The motif of coveting is used to illustrate how Mathilde desired everything that other people had, to the extent of coveting all their miseries. Mathilde is illustrated as being so covetous of other women, especially Madame Forestiers wealth. Despite getting presentable jewelry and dress to attend the party, Mathilde still covets other womens wear. The high level of coveting is used by the author to indicate to the audience a level of a dangerous life that can lead to Mathildes downfall and, alongside produces only short-lived happiness. Therefore, the motif of coveting was used as a hint that Mathilde will hit her downfall due to the high persistent of coveting.
The symbol of a necklace is used in the story to illustrate Mathilde's life of being beautiful but valueless in the end. Mathilde intention of borrowing the necklace was to depict her wealthy status to other people at the party. Mathilde believed the necklace is worth 40, 000 francs, whereas its worth was 500 francs. The necklace stands as the main element that led to Mathilde's downfall. Therefore, the neck can be symbolized to the deception or inability to deal with the reality of one situation. Due to Mathildes belief that the necklace was of high value, her life turns upside down; just as she believed she was of a higher value than the reality of her situation.

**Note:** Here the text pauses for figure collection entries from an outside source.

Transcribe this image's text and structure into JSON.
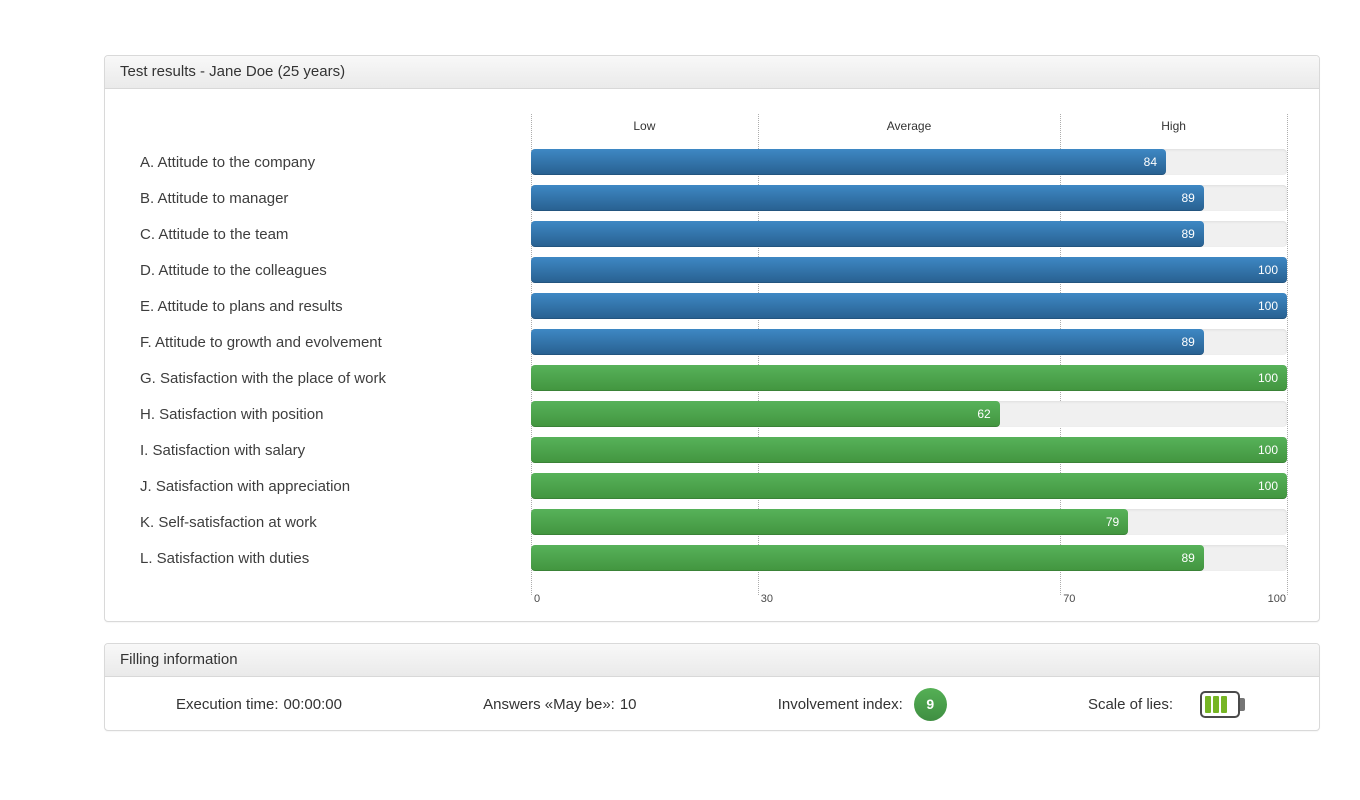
{
  "results_panel": {
    "title": "Test results - Jane Doe (25 years)"
  },
  "chart_data": {
    "type": "bar",
    "orientation": "horizontal",
    "xlim": [
      0,
      100
    ],
    "x_ticks": [
      "0",
      "30",
      "70",
      "100"
    ],
    "zone_labels": {
      "low": "Low",
      "average": "Average",
      "high": "High"
    },
    "zone_boundaries": [
      0,
      30,
      70,
      100
    ],
    "grid": "dotted-vertical",
    "categories": [
      "A. Attitude to the company",
      "B. Attitude to manager",
      "C. Attitude to the team",
      "D. Attitude to the colleagues",
      "E. Attitude to plans and results",
      "F. Attitude to growth and evolvement",
      "G. Satisfaction with the place of work",
      "H. Satisfaction with position",
      "I. Satisfaction with salary",
      "J. Satisfaction with appreciation",
      "K. Self-satisfaction at work",
      "L. Satisfaction with duties"
    ],
    "values": [
      84,
      89,
      89,
      100,
      100,
      89,
      100,
      62,
      100,
      100,
      79,
      89
    ],
    "groups": [
      "blue",
      "blue",
      "blue",
      "blue",
      "blue",
      "blue",
      "green",
      "green",
      "green",
      "green",
      "green",
      "green"
    ],
    "colors": {
      "blue": "#2e6da4",
      "green": "#4a9e4a",
      "track": "#f0f0f0",
      "gridline": "#adadad"
    }
  },
  "filling_panel": {
    "title": "Filling information",
    "execution_time": {
      "label": "Execution time:",
      "value": "00:00:00"
    },
    "answers_maybe": {
      "label": "Answers «May be»:",
      "value": "10"
    },
    "involvement": {
      "label": "Involvement index:",
      "value": "9",
      "badge_color": "#4a9e4a"
    },
    "scale_of_lies": {
      "label": "Scale of lies:",
      "battery_filled": 3,
      "battery_total": 4
    }
  }
}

The irony was used in the story to depict how Mathilde lost her only asset, her beauty, to pay for something worthless. At the end of the story, the audience learns that the necklace was worth only 500 francs as opposed to Mathildes perception of 40,000 francs. The irony in the above instance helps the audience to understand that Mathilde ten years of suffering and loss of beauty was self-inflicting. In the first instances, after losing the necklace, the audience would have sympathized with Mathilde for having worked for ten years to repay the necklace. However, after learning the value of the necklace, the audience can only blame Mathilde for not having taken the time to ask the real value of the necklace.
Mathildes life of suffering as a result of her negative attitude and personality is justified through the elements of motif, theme, irony and symbols. A combination of the motif, theme, irony and symbols illustrates how Mathilde dug her own grave. Mathildes personality is depicted as being ungrateful, greedy and selfish, and which leads to her downfall. Her covetous and naive nature helps her to illustrate how her negative personality led to creating a higher value for material things and discrediting the real value of things and persons. If Mathilde character was in the opposite, it would have been had to fall into the trap of suffering for ten years. For example, if Mathilde had not borrowed the necklace, she could not have changed her beautiful value and suffered that much.
Maupassant, Guy. The Diamond Necklace. CreateSpace Independent Publishing Platform, 2014.